Many organizations still attempt to provide consistent and frequent feedback to the individuals within their organization. Organizations are social systems with interdependent parts. Any attempt to evaluate the parts ignores the influence of the system on those parts and will either frustrate managers and employees by wasting their time and/or make performance worse.

Why do organizations continue to insist that managers deliver the frequent feedback? This idea is a holdover from the hierarchical view of organizations. Why not design a performance management process that provides opportunities for everyone to learn from each other? Why not allow everyone to innovate their service and performance to improve the quality and speed of the system interactions?

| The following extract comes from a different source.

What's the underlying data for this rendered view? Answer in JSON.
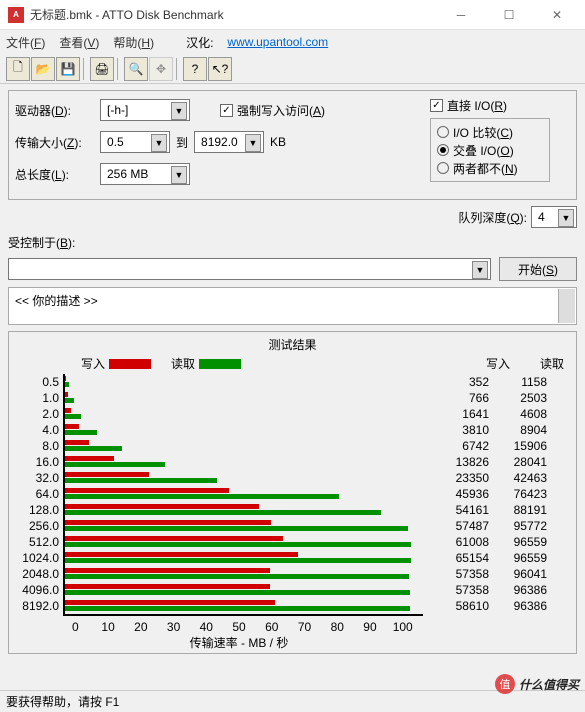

A manager cannot possibly know enough to help employees with all their interactions. This approach in performance management is the false belief that managers must be omniscient and omnipotent simply because they have the big title.

A redesign that offers the option to speak to multiple employees would provide significant opportunity for those who desire frequent quality feedback. In a future article, I’ll share my ideas on how to do a redesign.

If an organization is ready to replace their appraisal process because the leaders find themselves at the edge of the cliff, it is important to recognize the two scotomas and redesign the process to address the two root causes of dysfunction. If not, you’re just jumping off that cliff because the predators have caught you. That’s not strategic leadership. It’s reactionary and deadly to company and employee success.